Wie haben Sie das erlebt?

Manche Menschen, insbesondere Männer, schauen sie bewusst anzüglich an. Das ist besonders unschön. Aber anscheinend gibt es genug Leute, bei denen ihre Geschichte gewisse Phantasien weckt. Das hat mich wirklich schockiert und mir gezeigt, wie wichtig es ist, diese junge Frau zu schützen.

Nun hat die Mutter Brigitta Sirny-Kampusch ein Buch veröffentlicht. Was sagt die Tochter dazu?

Sie hat das Buch gelesen.
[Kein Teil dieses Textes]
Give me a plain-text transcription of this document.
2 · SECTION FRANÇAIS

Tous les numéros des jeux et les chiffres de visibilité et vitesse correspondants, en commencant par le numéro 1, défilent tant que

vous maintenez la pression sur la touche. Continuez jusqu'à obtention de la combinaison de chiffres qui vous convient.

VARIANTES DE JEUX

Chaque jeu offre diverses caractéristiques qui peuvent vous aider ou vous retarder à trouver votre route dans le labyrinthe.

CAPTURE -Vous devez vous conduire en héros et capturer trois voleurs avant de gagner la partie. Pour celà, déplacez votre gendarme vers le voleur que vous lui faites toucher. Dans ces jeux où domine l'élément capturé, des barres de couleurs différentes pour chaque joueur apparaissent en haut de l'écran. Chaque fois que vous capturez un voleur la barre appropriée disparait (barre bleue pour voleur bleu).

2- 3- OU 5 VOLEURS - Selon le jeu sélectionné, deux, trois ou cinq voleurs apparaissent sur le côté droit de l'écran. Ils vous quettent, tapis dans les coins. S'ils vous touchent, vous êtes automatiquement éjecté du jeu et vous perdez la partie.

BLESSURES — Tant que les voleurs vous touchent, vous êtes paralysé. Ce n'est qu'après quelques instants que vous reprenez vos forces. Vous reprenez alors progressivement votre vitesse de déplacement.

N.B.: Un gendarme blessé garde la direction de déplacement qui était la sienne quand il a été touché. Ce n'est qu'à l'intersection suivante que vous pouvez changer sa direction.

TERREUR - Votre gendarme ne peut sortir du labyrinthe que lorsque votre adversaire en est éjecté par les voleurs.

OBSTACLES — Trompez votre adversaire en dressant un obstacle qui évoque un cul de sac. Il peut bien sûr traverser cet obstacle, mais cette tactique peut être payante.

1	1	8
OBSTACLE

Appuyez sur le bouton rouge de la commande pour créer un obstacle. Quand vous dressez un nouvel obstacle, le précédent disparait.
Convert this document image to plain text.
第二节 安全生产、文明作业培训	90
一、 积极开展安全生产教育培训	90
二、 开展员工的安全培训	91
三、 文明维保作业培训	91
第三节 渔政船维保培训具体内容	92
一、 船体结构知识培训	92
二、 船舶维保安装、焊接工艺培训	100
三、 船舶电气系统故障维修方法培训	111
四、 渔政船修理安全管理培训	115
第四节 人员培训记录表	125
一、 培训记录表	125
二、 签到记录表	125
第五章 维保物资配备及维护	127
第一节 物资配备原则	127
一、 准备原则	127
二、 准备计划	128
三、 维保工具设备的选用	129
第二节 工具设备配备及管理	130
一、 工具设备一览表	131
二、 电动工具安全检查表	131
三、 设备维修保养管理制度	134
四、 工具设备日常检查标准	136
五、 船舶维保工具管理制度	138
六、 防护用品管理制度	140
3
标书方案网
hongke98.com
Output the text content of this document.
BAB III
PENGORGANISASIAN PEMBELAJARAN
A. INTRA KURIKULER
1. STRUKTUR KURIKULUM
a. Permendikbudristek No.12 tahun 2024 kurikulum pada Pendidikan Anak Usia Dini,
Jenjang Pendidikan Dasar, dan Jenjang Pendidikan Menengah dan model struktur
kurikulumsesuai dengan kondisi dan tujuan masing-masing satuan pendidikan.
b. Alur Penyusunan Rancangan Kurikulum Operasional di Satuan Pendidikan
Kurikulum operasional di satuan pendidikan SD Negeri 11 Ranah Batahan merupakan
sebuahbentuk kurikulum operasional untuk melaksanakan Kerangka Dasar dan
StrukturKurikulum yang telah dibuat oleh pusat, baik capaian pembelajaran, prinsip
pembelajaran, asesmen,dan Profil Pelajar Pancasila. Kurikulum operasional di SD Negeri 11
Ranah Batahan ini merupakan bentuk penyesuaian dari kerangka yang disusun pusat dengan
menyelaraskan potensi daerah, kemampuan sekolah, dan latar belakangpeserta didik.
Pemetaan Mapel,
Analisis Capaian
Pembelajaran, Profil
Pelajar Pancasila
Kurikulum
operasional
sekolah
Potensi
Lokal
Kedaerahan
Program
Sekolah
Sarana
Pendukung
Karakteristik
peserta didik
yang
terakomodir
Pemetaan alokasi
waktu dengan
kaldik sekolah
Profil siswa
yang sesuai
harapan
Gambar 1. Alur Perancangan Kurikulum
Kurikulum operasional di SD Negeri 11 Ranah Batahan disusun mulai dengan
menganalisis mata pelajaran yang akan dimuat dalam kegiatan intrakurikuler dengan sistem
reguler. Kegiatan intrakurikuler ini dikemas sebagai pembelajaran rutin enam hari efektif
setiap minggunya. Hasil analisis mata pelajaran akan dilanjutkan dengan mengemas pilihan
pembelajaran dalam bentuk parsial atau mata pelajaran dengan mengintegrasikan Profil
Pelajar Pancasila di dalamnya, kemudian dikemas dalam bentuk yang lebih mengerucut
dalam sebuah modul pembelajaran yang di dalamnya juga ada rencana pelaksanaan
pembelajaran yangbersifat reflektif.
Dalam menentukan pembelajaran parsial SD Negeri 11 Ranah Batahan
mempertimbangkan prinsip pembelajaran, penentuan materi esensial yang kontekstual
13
Sie sagt, ihre Mutter sei erwachsen und könne für sich selber entscheiden.

So richtig begeistert scheint sie nicht zu sein.

Das überlasse ich Ihrer Interpretation.

Die Mutter lässt in dem Buch auch ihren Ärger über die Berater ihrer Tochter durchblicken, die Natascha in den Wochen nach der Flucht von der Familie abgeschirmt haben. Wie sieht Natascha diese Wochen im Rückblick?

Sie sagte mir jetzt, dass ihr es gar nicht unrecht war, so abgeschirmt gewesen zu sein. Auch von der Familie. Denn sie musste emotional sehr viel verarbeiten und hatte Angst davor, von der Familie umklammert zu werden. Es waren viele Berater um sie herum, aber ich kann nicht sagen, was richtig oder falsch gemacht wurde. Denn so etwas hat noch nie ein Mensch zuvor erlebt, niemand hatte damit Erfahrungen. Natascha selber sagt, sie habe noch nie in ihrem Leben darüber nachgedacht, ob sie etwas richtig oder falsch gemacht hat. Auch im vergangenen Jahr sei alles so gekommen, wie es nun mal gekommen ist.

Wie ist heute das Familienleben der Kampuschs?

Es ist relativ normal. Natascha Kampusch regelt ihr Leben weitgehend unabhängig von der Familie und wird von einem Sozialarbeiter betreut. Aber natürlich besucht sie ihre Eltern oder fährt mit der Familie über Wochenende weg.

Aber mit dem Vater scheint der Kontakt ja nicht so toll zu sein?

Dazu möchte ich mich nicht äußern.

Am 23. August ist der Jahrestag. Was wird Natascha Kampusch an diesem Tag machen?

Ich habe ihr diese Frage nicht gestellt, ich weiß nur, dass sie dem Trubel entrinnen will.